6. Por estes dias do consulado de António Costa, uma boa parte da nossa opinião pública já anda alarmada com a hipótese de uma maioria eleitoral de dois terços dos partidos da “geringonça”. António Costa já declarou publicamente que seria boa ideia uma revisão constitucional na próxima legislatura. Considerando a guinada política para extrema esquerda que ele inaugurou no PS, e o facto dessa provável maioria de dois terços ser portanto de esquerda toda ela jacobina, é certo que ela só poderá ser para uma revisão constitucional de orientação democrática anti-liberal contrária à da actual Constituição — talvez para “uma forma velada e subtil de ditadura”.

7. Claro que se levanta aqui uma responsabilidade histórica para os nossos partidos do centro democrático: se os seus líderes actuais deixarem reduzir eleitoralmente os seus partidos a um terço ou ainda menos, vão ficar culpabilizados por uma derrota da democracia portuguesa pluralista e participativa; e restar-lhes-á, perante o passado democrático desses partidos, uma vergonha histórica. Mas, nesse caso, o PS de António Costa não vai infligir uma derrota menor ao PS — que, desde que Mário Soares, em 1978, preferiu uma aliança com o CDS do que com o PCP e a UDP (antepassada do Bloco de Esquerda) para continuar a dirigir o Governo na primeira legislatura constitucional. Foi portanto Mário Soares, nessa altura e confirmando sempre depois, que ergueu o tal muro que António Costa diz que separou o PS da extrema esquerda na governação política.
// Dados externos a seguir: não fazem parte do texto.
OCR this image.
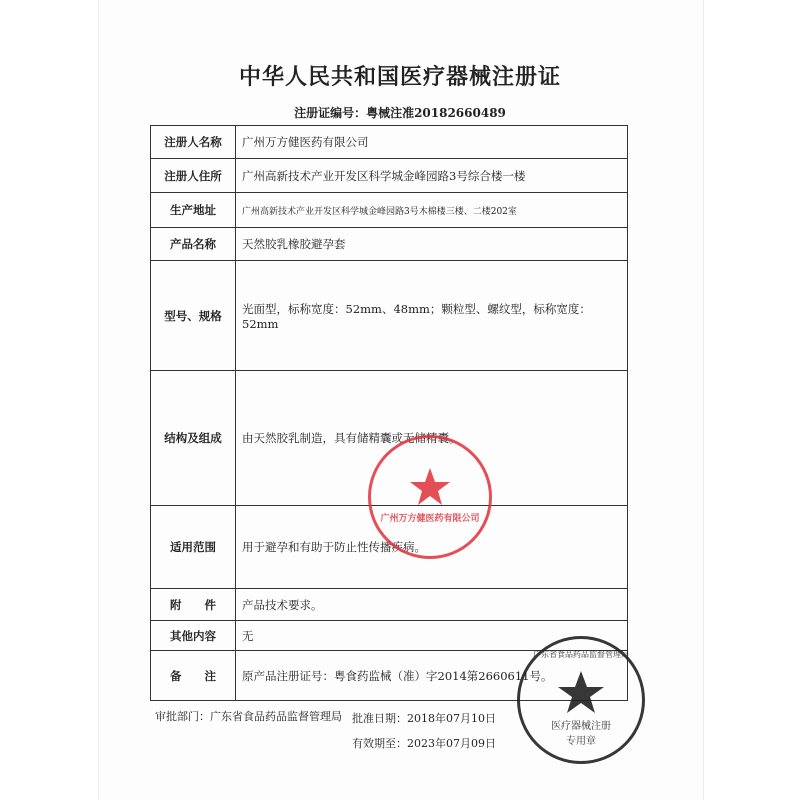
中华人民共和国医疗器械注册证
注册证编号：粤械注准20182660489
注册人名称	广州万方健医药有限公司
注册人住所	广州高新技术产业开发区科学城金峰园路3号综合楼一楼
生产地址	广州高新技术产业开发区科学城金峰园路3号木棉楼三楼、二楼202室
产品名称	天然胶乳橡胶避孕套
型号、规格	光面型，标称宽度：52mm、48mm；颗粒型、螺纹型，标称宽度：52mm
结构及组成	由天然胶乳制造，具有储精囊或无储精囊。
适用范围	用于避孕和有助于防止性传播疾病。
附　　件	产品技术要求。
其他内容	无
备　　注	原产品注册证号：粤食药监械（准）字2014第2660611号。
审批部门：广东省食品药品监督管理局 批准日期：2018年07月10日
有效期至：2023年07月09日
广州万方健医药有限公司
广东省食品药品监督管理局
医疗器械注册专用章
Porque só o muro com o PS foi derrubado, uma vez que não consta que o muro entre os partidos de extrema esquerda e os partidos democráticos do centro tenha sido derrubado por António Costa.

8. Não, não é a maioria absoluta do PS que determina esta derrota da democracia pluralista e participativa constitucional, se sobrevier uma maioria de dois terços dos partidos socialistas autoritários. O PS já teve anteriormente uma maioria absoluta; e nem por isso houve uma maioria de dois terços de uma “esquerda sem muro”. Se é que ainda existe o PS de Mário Soares e dos demais líderes que lhe sucederam e fizeram as revisões constitucionais que nos trouxeram até à democracia pluralista e participativa, que hoje está na Constituição, é de imaginar como esse PS não andará humilhadamente preocupado.